Tova Mozard
It’s hard to tell where the acting begins and ends in Tova Mozard’s film, The Big Scene (2010). The artist plays her role as daughter alongside her mother and grandmother in a psychological drama worthy of Ingmar Bergman, yet true to the details of her own family tragedy. Filmed without an audience at Stockholm’s ornate Royal Dramatic Theatre, where Bergman once reigned as managing director, the three generations are joined onstage by a female therapist, who seems to double as a soul prompter, reminding the players not of their lines, but of the emotions behind them.
The Big Scene actually opens backstage in the dressing room, where the women apply gaudy make-up – pasty face powder, pink circles on the cheeks, waterproof (and tear-proof) mascara – as protection and camouflage. ‘You see what make-up can do?’ asks the mother, gazing into the mirror, ‘You don’t have to deal with each other.’ Yet the cosmetic treatment ends up hiding the women’s faces as poorly as the costumes fit their bodies; dressing up leaves them exposed, if not grotesque. Once on stage, they are still wearing tight stocking caps on their heads instead of wigs and seem to be drowning in layers of old silk and lace. Stuck in separate chairs – mother, grandmother and then daughter-artist – the group looks like a child’s collection of favourite Victorian bedtime dolls whose wear-and-tear is the result of too much love. Far from appearing as the collector, the therapist looks as inconspicuous and neutral as a museum label, perhaps capable of clarifying the history of this motley crew.
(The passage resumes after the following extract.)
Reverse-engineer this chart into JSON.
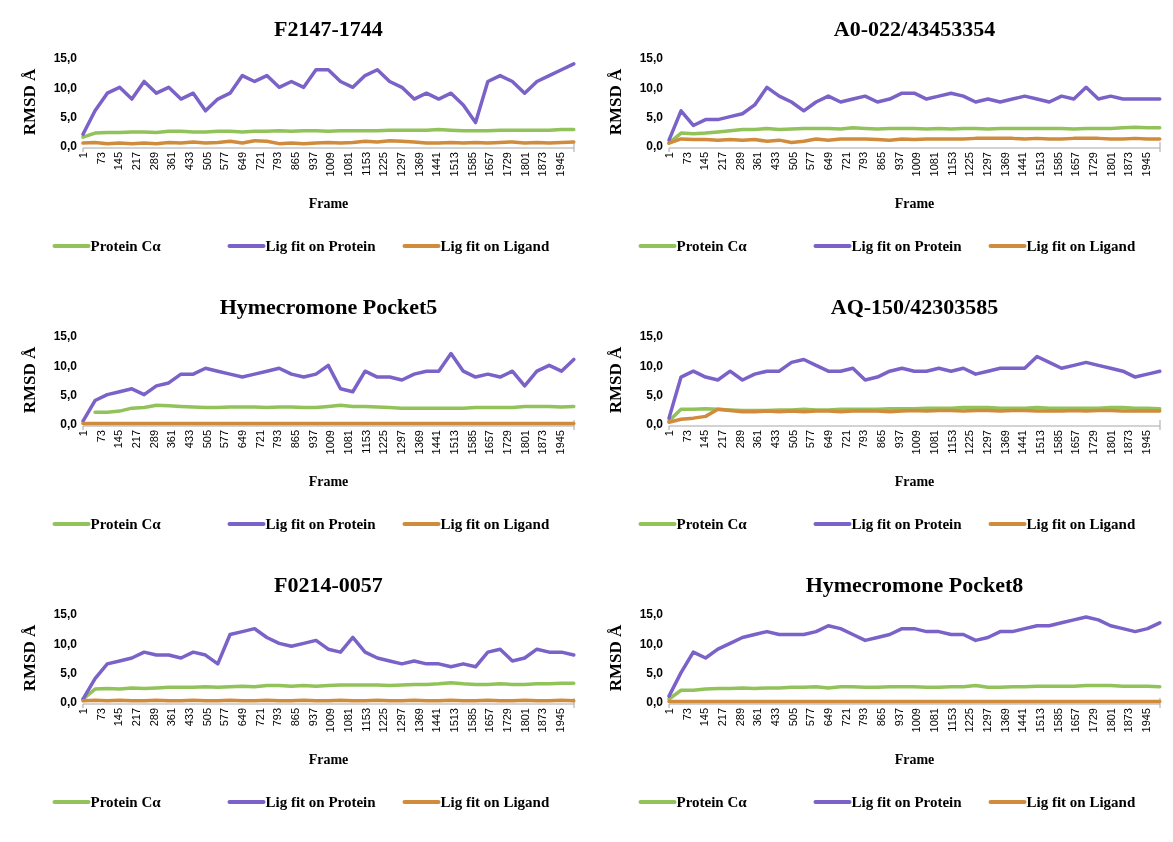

While the theatrical setting is obvious – perhaps too obviously linked to the living dolls in Henrik Ibsen’s 1879 play, A Doll’s House, or even E.T.A. Hoffmann’s The Sandman (1816) – all the male characters and all the dramatic elements are missing, from the climax to the dénouement. What’s intriguing – and addictive – are the narrative and the timing, which remain distinct from a traditional theatre play. The women’s improvised exchange resembles a rambling therapy session, moving from events in the past to the present, as if time had not managed to pass. The family tragedy – both mother and daughter were children when their respective fathers killed themselves – is never explained but gradually seeps out of the exchanges. Emotions, confessions and accusations abound, yet there are no dramatic exits, nor are there resolutions. Suddenly, the women decide to compare the sizes of their ears, only to take a coffee and bathroom break. We see them standing alone at separate locations offstage, and then the film is finished. One wonders if the play will have any impact on their lives, or if it’s even really over.
In The Big Scene, Mozard captures not only her family history but also the suffocating roles that haunt all families, from the silent one to the troublemaker. I found myself rooting for the mother, only to agree with the daughter that she talks too much, and then wishing she would say more when a pause stretched into an uncomfortable silence. Did she choose the chatty role simply because no one else would play it? Even more disturbing are the recurrences, which go beyond genetics. The Big Scene is a gigantic photocopying machine, churning out similar fates from one generation to the next: paternal suicides, dreams, expressions and even gestures. As the mother talks – and talks – the grandmother and the daughter twist their fingers unconsciously in unison, like two wind-up dolls. But it’s impossible to know who has the key.